Wednesday, September 7, 2011
twenty two weeks!
i'm a little behind, considering i'm twenty-six weeks now... but i'm trying to stay on top of it. weeks go by fast! at twenty-two weeks, i was still pretty able to hide my belly, depending on my outfit. this was our first night in las vegas when we went out for our trip. by the end of the trip, i was much bigger, indeed! (or should i say, "we" were much bigger...) i love my little baby. :]
Saturday, September 3, 2011
best story ever.
working my little heart out is the name of my game. it's been a lot of working. basically all i have done for the past week and a half.
my patients/coworkers are really starting to notice that i am "with child." i love the reactions and the "awwws!" and the rubbing of my belly. some people aren't too fond of it, not me. i'm soakin' it up.
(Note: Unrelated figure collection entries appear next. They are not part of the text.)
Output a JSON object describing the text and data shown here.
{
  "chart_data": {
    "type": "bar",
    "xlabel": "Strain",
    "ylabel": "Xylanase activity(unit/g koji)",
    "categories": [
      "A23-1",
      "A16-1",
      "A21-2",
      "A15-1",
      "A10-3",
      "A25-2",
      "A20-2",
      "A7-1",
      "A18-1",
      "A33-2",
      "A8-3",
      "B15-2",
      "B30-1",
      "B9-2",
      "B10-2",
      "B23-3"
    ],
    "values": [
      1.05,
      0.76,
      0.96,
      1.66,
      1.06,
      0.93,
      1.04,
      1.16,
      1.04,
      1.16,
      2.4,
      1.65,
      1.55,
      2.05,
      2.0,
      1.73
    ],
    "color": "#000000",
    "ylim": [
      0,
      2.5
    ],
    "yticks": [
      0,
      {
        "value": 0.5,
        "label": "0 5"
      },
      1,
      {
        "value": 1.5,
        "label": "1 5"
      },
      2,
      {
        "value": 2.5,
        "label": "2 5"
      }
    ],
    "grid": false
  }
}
half-way through my week i had a cute little 30-something bipolar, post lap. nissen lady patient. she was so strange and funny. i absolutely loved her oddness. she always had this absolutely shocked, almost frantic look on her face. so i walked into her room the first time, did my assessment, etc, etc, left, and went on with my work. second rounds came around and i slowly turned her doorknob and creaked open her door just to peek in on her respirations. she immediately woke up and said "turn da light on..." i turned the light on and explained to her that i was just checking on her and didn't need to wake her up. mid convo, she glances down at my belly and gets the most bewildered, utterly shocked, and almost upset look on her face. brows furrowed, eyes wide, so deep in thought i could not get her to budge.
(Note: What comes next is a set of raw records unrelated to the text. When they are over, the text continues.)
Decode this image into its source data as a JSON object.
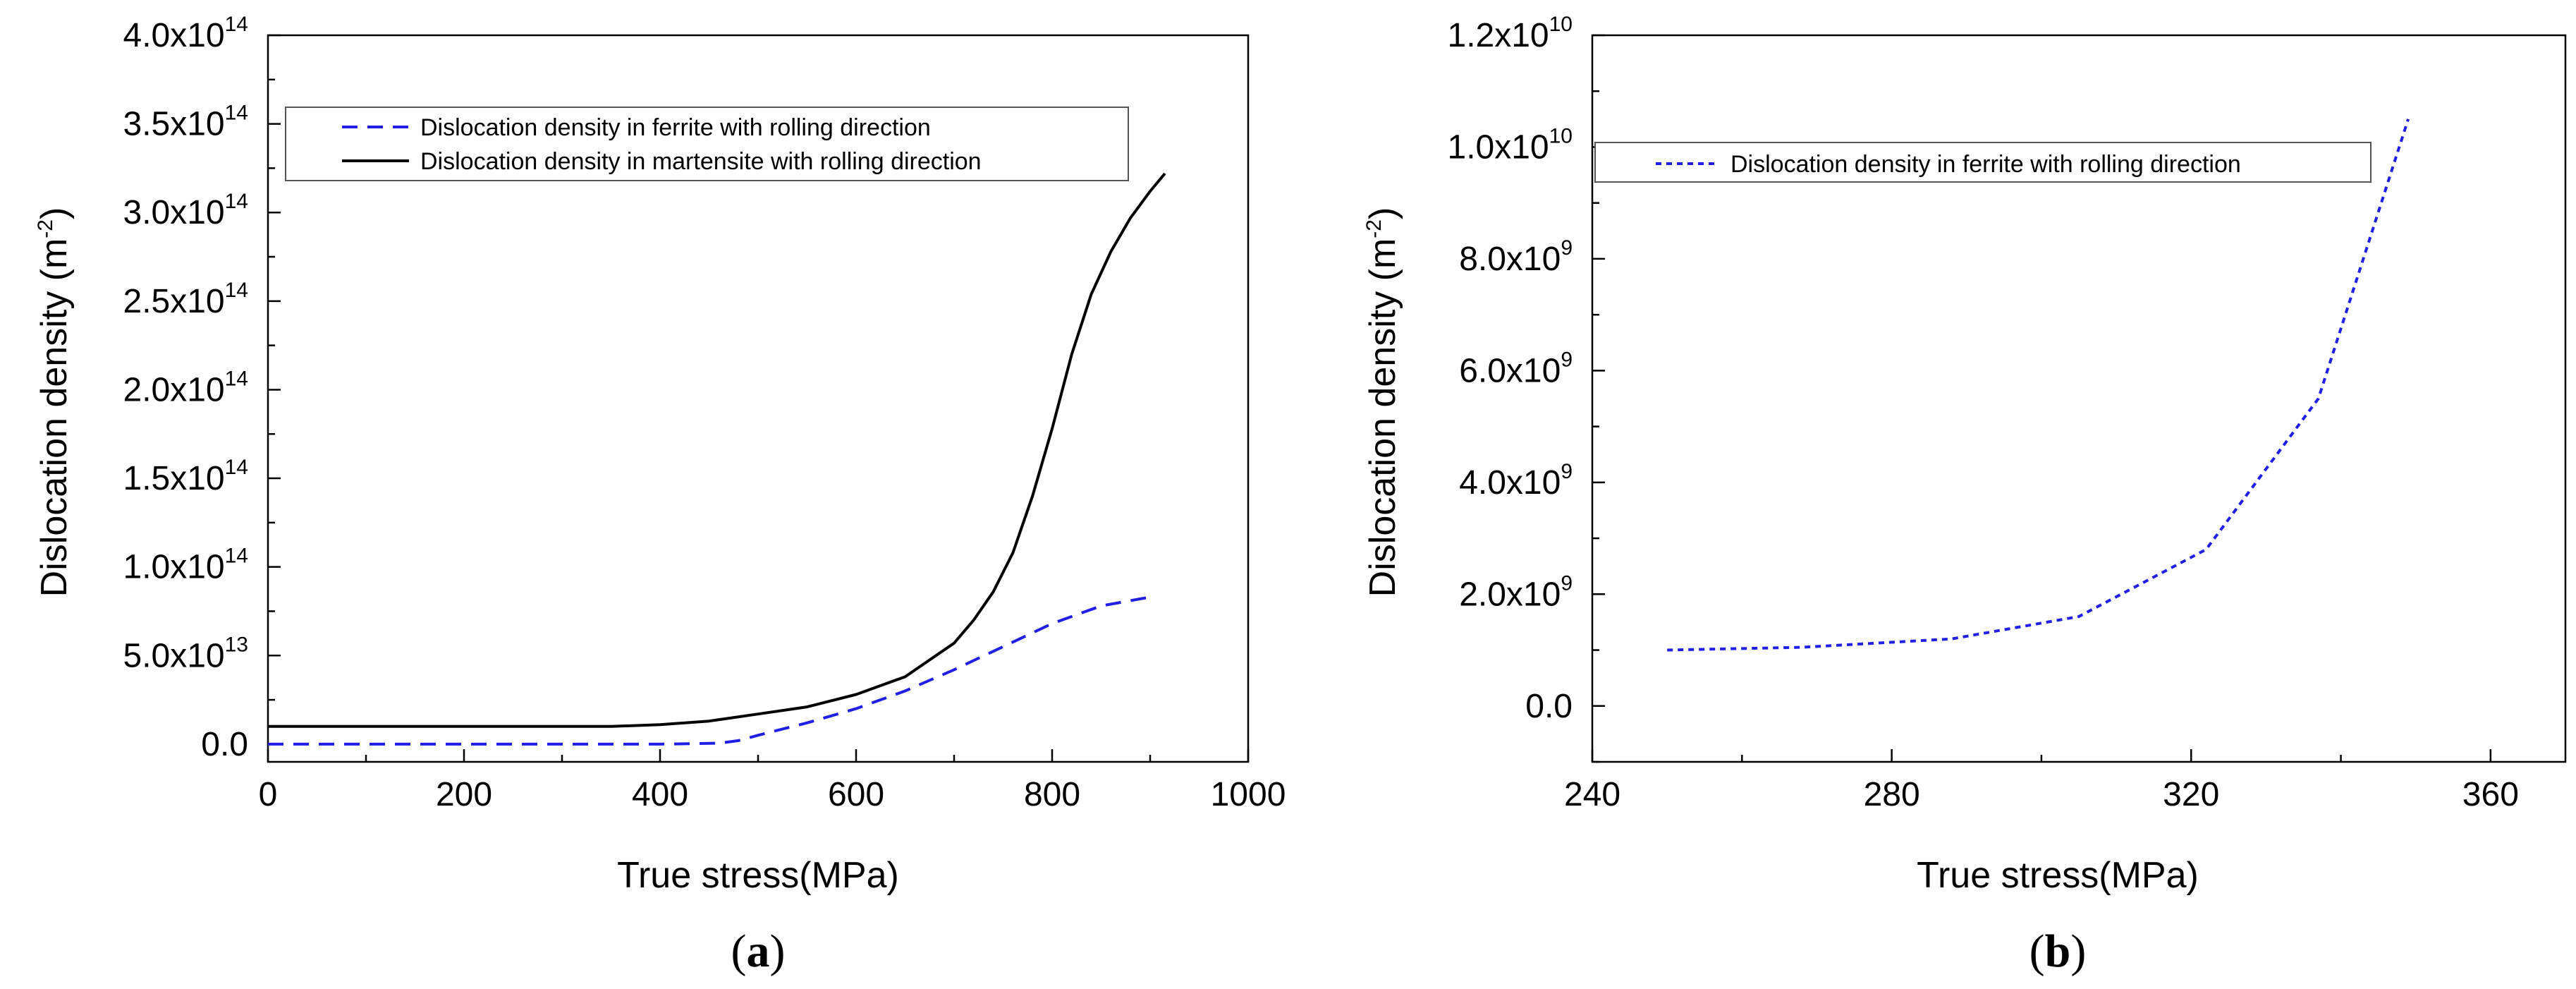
{
  "chart_data": [
    {
      "panel": "a",
      "type": "line",
      "xlabel": "True stress(MPa)",
      "ylabel": "Dislocation density (m",
      "ylabel_exp": "-2",
      "ylabel_close": ")",
      "xlim": [
        0,
        1000
      ],
      "ylim": [
        -10000000000000,
        400000000000000
      ],
      "x_ticks": [
        0,
        200,
        400,
        600,
        800,
        1000
      ],
      "x_tick_labels": [
        "0",
        "200",
        "400",
        "600",
        "800",
        "1000"
      ],
      "y_ticks": [
        {
          "value": 0,
          "base": "0.0",
          "exp": ""
        },
        {
          "value": 50000000000000,
          "base": "5.0x10",
          "exp": "13"
        },
        {
          "value": 100000000000000,
          "base": "1.0x10",
          "exp": "14"
        },
        {
          "value": 150000000000000,
          "base": "1.5x10",
          "exp": "14"
        },
        {
          "value": 200000000000000,
          "base": "2.0x10",
          "exp": "14"
        },
        {
          "value": 250000000000000,
          "base": "2.5x10",
          "exp": "14"
        },
        {
          "value": 300000000000000,
          "base": "3.0x10",
          "exp": "14"
        },
        {
          "value": 350000000000000,
          "base": "3.5x10",
          "exp": "14"
        },
        {
          "value": 400000000000000,
          "base": "4.0x10",
          "exp": "14"
        }
      ],
      "series": [
        {
          "name": "Dislocation density in ferrite with rolling direction",
          "color": "#1f1fe6",
          "dash": "dashed",
          "x": [
            0,
            100,
            200,
            300,
            400,
            460,
            480,
            500,
            550,
            600,
            650,
            700,
            750,
            800,
            850,
            900
          ],
          "y": [
            0,
            0,
            0,
            0,
            0,
            500000000000,
            2000000000000,
            5000000000000,
            12000000000000,
            20000000000000,
            30000000000000,
            42000000000000,
            55000000000000,
            68000000000000,
            78000000000000,
            83000000000000
          ]
        },
        {
          "name": "Dislocation density in martensite with rolling direction",
          "color": "#000000",
          "dash": "solid",
          "x": [
            0,
            100,
            200,
            300,
            350,
            400,
            450,
            500,
            550,
            600,
            650,
            700,
            720,
            740,
            760,
            780,
            800,
            820,
            840,
            860,
            880,
            900,
            915
          ],
          "y": [
            10000000000000,
            10000000000000,
            10000000000000,
            10000000000000,
            10000000000000,
            11000000000000,
            13000000000000,
            17000000000000,
            21000000000000,
            28000000000000,
            38000000000000,
            57000000000000,
            70000000000000,
            86000000000000,
            108000000000000,
            140000000000000,
            178000000000000,
            220000000000000,
            254000000000000,
            278000000000000,
            297000000000000,
            312000000000000,
            322000000000000
          ]
        }
      ]
    },
    {
      "panel": "b",
      "type": "line",
      "xlabel": "True stress(MPa)",
      "ylabel": "Dislocation density (m",
      "ylabel_exp": "-2",
      "ylabel_close": ")",
      "xlim": [
        240,
        370
      ],
      "ylim": [
        -1000000000,
        12000000000
      ],
      "x_ticks": [
        240,
        280,
        320,
        360
      ],
      "x_tick_labels": [
        "240",
        "280",
        "320",
        "360"
      ],
      "y_ticks": [
        {
          "value": 0,
          "base": "0.0",
          "exp": ""
        },
        {
          "value": 2000000000,
          "base": "2.0x10",
          "exp": "9"
        },
        {
          "value": 4000000000,
          "base": "4.0x10",
          "exp": "9"
        },
        {
          "value": 6000000000,
          "base": "6.0x10",
          "exp": "9"
        },
        {
          "value": 8000000000,
          "base": "8.0x10",
          "exp": "9"
        },
        {
          "value": 10000000000,
          "base": "1.0x10",
          "exp": "10"
        },
        {
          "value": 12000000000,
          "base": "1.2x10",
          "exp": "10"
        }
      ],
      "series": [
        {
          "name": "Dislocation density in ferrite with rolling direction",
          "color": "#1f1fe6",
          "dash": "dotted",
          "x": [
            250,
            268,
            288,
            305,
            322,
            337,
            349
          ],
          "y": [
            1000000000,
            1050000000,
            1200000000,
            1600000000,
            2800000000,
            5500000000,
            10500000000
          ]
        }
      ]
    }
  ],
  "panel_labels": {
    "a_open": "(",
    "a_letter": "a",
    "a_close": ")",
    "b_open": "(",
    "b_letter": "b",
    "b_close": ")"
  }
}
i started laughing uncomfortably... "whatt?!?!!"
"what is it??!!"
she just stared with that intent look on her face. like she was thinking about something so, so hard. she stared for a good minute, then looked up at me and as sure as day said in the most matter-of-face voice...
"it's a boy."
i was overjoyed. she had a feeling about him. she said God gave her a gift to just know and she just... knows. she later explained to me how it was my first and i was married. she was completely unsurprised as i agreed. she said she could feel my spirit when i walked in and she knew i was a good person.
totally made my night!
workin' mama [24 weeks].
how is it that i loose track of how many "weeks" i am?! they come and go before i even have a chance to fully appreciate the happenings of the week. i guess that's what happens when you work nine nights in a row. yuck. like, started wednesday night and ended the next friday morning. that should be either illegal or a sin. thank goodness it's over. i'm counting down how many "weeks" of work i have left until it's baby time. one super huge extra lovely perk of having a baby is that i will be
done.
with.
work.
at least for three whole months. i might go back for a few months after that to keep our benefits while dan is a full-time stay-at-home daddy, but i might not. :) everything thinks we're a little crazy, but i think it's absolutely fabulous and wonderful. we have some money saved up. all will be well. that i know better than anything else. i have faith that it will. i know, know, know (know, know, know, know) Heavenly Father will make a way for us to provide and have everything we need (and probably a few things we want too...).
anywho- i am 25 weeks now.
TWENTY-FIVE?! that's as many pennies as there are in a quarter! i feel that last week was so fully devoted to trying to fit into scrubs and keep my pants from falling off, i have to post a picture of me in my scrubs. even though this picture is technically taken at 25 weeks, it represents 24 weeks.
we have been cozying up to a name... slowly but surely. it is perfectly fantastic. still cozying up, nothing sure yet. we are keeping the name a pretty little mystery until the baby debuts. he wants it that way.